Closed bml1g12 closed 6 years ago
Looks like this is due to a breaking change in latest version of pyannote.generators
.
Can you try with pyannote.generators <= 0.17.1
and let me know if that solves your issue?
Thanks for the swift feedback. I downgraded to 0.17.1 and get:
pyannote-speech-detection train ${EXPERIMENT_DIR} AMI.SpeakerDiarization.MixHeadset
Using TensorFlow backend.
Traceback (most recent call last):
File "/home/bml1g12/anaconda3/envs/pyannote/bin/pyannote-speech-detection", line 7, in <module>
from pyannote.audio.applications.speech_detection import main
File "/home/bml1g12/anaconda3/envs/pyannote/lib/python3.6/site-packages/pyannote/audio/applications/speech_detection.py", line 147, in <module>
from pyannote.audio.generators.speech import \
File "/home/bml1g12/anaconda3/envs/pyannote/lib/python3.6/site-packages/pyannote/audio/generators/speech.py", line 33, in <module>
from pyannote.databse.util import get_annotated
ModuleNotFoundError: No module named 'pyannote.databse'
Fixing what I think is a typo of 'databse' to 'database' gives a different error:
Using TensorFlow backend.
Traceback (most recent call last):
File "/home/bml1g12/anaconda3/envs/pyannote/bin/pyannote-speech-detection", line 11, in <module>
sys.exit(main())
File "/home/bml1g12/anaconda3/envs/pyannote/lib/python3.6/site-packages/pyannote/audio/applications/speech_detection.py", line 591, in main
application.train(protocol_name, subset=subset)

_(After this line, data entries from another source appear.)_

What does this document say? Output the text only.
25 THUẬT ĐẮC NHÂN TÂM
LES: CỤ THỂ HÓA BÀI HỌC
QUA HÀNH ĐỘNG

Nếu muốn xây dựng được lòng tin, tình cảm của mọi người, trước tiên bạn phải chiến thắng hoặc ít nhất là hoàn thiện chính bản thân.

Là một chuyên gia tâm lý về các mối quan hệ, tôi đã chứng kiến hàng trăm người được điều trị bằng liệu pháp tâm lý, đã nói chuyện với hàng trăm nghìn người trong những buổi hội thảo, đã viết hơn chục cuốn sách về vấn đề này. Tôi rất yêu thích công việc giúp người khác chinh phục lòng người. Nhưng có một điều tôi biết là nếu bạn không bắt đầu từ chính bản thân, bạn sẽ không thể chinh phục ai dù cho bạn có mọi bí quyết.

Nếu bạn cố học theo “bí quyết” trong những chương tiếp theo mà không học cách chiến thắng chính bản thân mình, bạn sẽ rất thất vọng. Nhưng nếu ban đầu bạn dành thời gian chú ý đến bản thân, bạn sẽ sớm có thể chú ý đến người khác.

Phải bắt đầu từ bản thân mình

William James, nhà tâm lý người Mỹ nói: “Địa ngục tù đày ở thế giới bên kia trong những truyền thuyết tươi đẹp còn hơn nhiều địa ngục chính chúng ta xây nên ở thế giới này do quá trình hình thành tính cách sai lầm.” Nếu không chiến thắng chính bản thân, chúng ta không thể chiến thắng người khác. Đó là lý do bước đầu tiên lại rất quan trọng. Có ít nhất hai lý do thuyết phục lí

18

File "/home/bml1g12/anaconda3/envs/pyannote/lib/python3.6/site-packages/pyannote/audio/applications/speech_detection.py", line 308, in train
optimizer=SSMORMS3(), log_dir=train_dir)
File "/home/bml1g12/anaconda3/envs/pyannote/lib/python3.6/site-packages/pyannote/audio/labeling/base.py", line 126, in fit
verbose=1, callbacks=callbacks)
File "/home/bml1g12/anaconda3/envs/pyannote/lib/python3.6/site-packages/keras/legacy/interfaces.py", line 91, in wrapper
return func(*args, **kwargs)
File "/home/bml1g12/anaconda3/envs/pyannote/lib/python3.6/site-packages/keras/engine/training.py", line 2080, in fit_generator
self._make_train_function()
File "/home/bml1g12/anaconda3/envs/pyannote/lib/python3.6/site-packages/keras/engine/training.py", line 992, in _make_train_function
loss=self.total_loss)
TypeError: get_updates() missing 1 required positional argument: 'constraints'
This is likely due to a breaking change in Keras.
Hmmmm. Do you mind trying the develop
branch of pyannote-audio
?
I believe all these bugs were fixed in there...
OK I'm now using the develop branch. It looks like it now requires torch, so I downloaded torch (pip install torch) and got torch-0.4.0. I get the following error:
(pyannote-devel) bml1g12@Batfred-PC:/mnt/e/AMI_corpus/speech-activity-detection$ pyannote-speech-detection train ${EXPERIMENT_DIR} AMI.SpeakerDiarization.MixHeadset
Using TensorFlow backend.
Traceback (most recent call last):
File "/home/bml1g12/anaconda3/envs/pyannote-devel/bin/pyannote-speech-detection", line 11, in <module>
load_entry_point('pyannote.audio', 'console_scripts', 'pyannote-speech-detection')()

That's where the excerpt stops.